# Shrimp and Upside Down Catfish



## JGNYC (Jul 15, 2015)

Are there any shrimp species that can be in the same tank as an Upside Down Catfish? I was thinking of adding some RCS to my tank, but am unsure if they'll get eaten.


----------



## somewhatshocked (Aug 8, 2011)

Generally, if a shrimp can fit inside the mouth of a fish, it can become a meal.

Even if it's too big to be consumed in a single bite, fish can still harass and kill. I'd pick one or the other if I were you. 

That said... I've kept shrimp in tanks with larger fish and have had thriving populations. Just have to provide plenty of hiding spaces. Your mileage will likely vary.


----------



## Poemist0902 (Jul 2, 2015)

Provide plenty of hiding places and the shrimp should be fine. It's likely that if the catfish can fit an RCS in its mouth that it will, so expect the occasional loss, but keeping them both together could be possible. That said, it would be easier to keep them separate.


----------



## 35ppt (Feb 24, 2014)

IME, upside down cats are *very *carnivorous. Always hunting. And their mouth is plenty large enough to fit RCS. Sure, hiding spots may help, but it's just a matter of time before they are found.


----------



## JGNYC (Jul 15, 2015)

I think its best to avoid it then. 

What bottom dweller would go well with the shrimp? Cory cats?


----------



## somewhatshocked (Aug 8, 2011)

I've had tiny little Corydoras habrosus pick off shrimplets and harass larger shrimp.

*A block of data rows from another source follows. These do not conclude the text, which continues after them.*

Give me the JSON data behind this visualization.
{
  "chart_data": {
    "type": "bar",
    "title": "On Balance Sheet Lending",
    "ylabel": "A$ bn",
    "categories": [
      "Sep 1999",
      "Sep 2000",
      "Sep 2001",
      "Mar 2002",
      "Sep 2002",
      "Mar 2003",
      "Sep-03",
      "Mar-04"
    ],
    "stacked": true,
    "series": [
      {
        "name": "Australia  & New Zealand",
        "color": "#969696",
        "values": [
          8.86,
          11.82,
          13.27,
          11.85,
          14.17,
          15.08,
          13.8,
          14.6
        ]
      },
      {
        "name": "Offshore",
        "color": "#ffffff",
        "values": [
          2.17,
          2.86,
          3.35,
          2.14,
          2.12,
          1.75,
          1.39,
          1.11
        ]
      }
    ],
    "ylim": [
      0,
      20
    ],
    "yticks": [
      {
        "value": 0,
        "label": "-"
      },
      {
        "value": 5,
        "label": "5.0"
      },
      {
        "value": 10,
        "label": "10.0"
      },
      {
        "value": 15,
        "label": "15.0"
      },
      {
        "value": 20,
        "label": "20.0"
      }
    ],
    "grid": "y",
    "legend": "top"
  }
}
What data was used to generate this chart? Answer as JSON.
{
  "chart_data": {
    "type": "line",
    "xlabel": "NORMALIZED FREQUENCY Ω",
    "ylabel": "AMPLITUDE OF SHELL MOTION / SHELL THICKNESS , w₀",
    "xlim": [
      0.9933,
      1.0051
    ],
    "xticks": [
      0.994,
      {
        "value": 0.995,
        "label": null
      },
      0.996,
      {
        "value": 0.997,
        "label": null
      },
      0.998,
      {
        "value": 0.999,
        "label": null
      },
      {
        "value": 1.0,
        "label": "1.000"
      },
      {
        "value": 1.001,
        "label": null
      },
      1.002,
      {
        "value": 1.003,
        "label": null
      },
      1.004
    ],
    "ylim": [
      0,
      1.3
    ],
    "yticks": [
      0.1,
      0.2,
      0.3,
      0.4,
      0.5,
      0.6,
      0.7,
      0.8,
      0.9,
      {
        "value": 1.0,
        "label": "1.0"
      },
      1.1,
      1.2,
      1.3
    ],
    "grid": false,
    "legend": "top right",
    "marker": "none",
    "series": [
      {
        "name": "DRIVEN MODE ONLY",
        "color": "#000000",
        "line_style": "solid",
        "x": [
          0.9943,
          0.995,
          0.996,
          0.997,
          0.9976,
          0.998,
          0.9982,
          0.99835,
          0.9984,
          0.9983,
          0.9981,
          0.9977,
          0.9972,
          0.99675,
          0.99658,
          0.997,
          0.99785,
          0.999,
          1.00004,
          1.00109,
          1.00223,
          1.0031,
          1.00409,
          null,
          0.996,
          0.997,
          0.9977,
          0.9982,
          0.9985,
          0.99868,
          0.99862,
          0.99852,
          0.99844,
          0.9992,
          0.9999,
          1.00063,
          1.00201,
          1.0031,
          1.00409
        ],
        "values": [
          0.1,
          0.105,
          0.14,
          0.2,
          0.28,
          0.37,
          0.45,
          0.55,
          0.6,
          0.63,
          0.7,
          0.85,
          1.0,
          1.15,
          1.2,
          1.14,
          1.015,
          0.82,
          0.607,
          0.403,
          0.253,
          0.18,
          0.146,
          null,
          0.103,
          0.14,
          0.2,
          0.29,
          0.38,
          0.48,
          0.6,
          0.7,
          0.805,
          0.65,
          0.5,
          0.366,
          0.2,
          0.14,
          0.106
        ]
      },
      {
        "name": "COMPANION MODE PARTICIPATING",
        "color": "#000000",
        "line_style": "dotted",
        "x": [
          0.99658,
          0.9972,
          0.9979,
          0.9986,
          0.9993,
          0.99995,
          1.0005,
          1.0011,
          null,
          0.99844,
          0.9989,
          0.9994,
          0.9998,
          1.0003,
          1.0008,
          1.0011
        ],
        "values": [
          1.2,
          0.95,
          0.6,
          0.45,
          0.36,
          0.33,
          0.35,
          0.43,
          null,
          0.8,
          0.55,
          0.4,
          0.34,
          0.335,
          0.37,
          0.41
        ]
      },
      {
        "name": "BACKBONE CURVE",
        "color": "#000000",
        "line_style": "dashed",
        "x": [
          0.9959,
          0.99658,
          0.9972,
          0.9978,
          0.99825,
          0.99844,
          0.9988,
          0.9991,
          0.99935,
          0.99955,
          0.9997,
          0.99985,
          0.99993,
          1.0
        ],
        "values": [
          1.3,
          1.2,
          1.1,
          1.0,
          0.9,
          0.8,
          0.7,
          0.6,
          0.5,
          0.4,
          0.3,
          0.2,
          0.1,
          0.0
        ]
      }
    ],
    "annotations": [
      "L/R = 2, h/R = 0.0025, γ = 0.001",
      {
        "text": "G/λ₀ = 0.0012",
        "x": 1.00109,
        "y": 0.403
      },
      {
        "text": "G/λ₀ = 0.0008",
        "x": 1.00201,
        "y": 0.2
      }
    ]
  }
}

How large is your tank? How long has it been running? If your tank is large enough and you think he could handle supplemental feeding, a group of 6 or so Otos may be really fun for you. Don't think they'll eat your shrimp.


----------



## Yukiharu (May 3, 2014)

Otos are the only ~100% safe fish with shrimp


----------



## Betta132 (Nov 29, 2012)

Upside-downs will snorfle the cherries right up. Amano shrimp may work, but be sure you get larger ones. 
If the tank is large, you could try a viper shrimp. They're 5" long filter-feeding shrimp, so they need a lot of flow and sometimes some additional food, but an upside-down cat shouldn't be able to eat one. The shrimp will flail its fans at the cats if bothered, and it should chase them away if they bother it.


----------



## Doppelgaenger (Jul 20, 2015)

Yukiharu said:


> Otos are the only ~100% safe fish with shrimp


+1 from my knowlege. I've kept an Oto with baby RCS and none of them vanished (that I know of)


----------



## TheFlyingBear (Jun 20, 2015)

Thought our most peaceful betta could handle being with Cherries. Nope. Otos are purely veggie eaters. I'd go with them. Not to mention they are adorable!!!


----------



## sbarbee54 (Jan 12, 2012)

Upside down catfish and shrimp means a expensive fish food you just feed your catfish


----------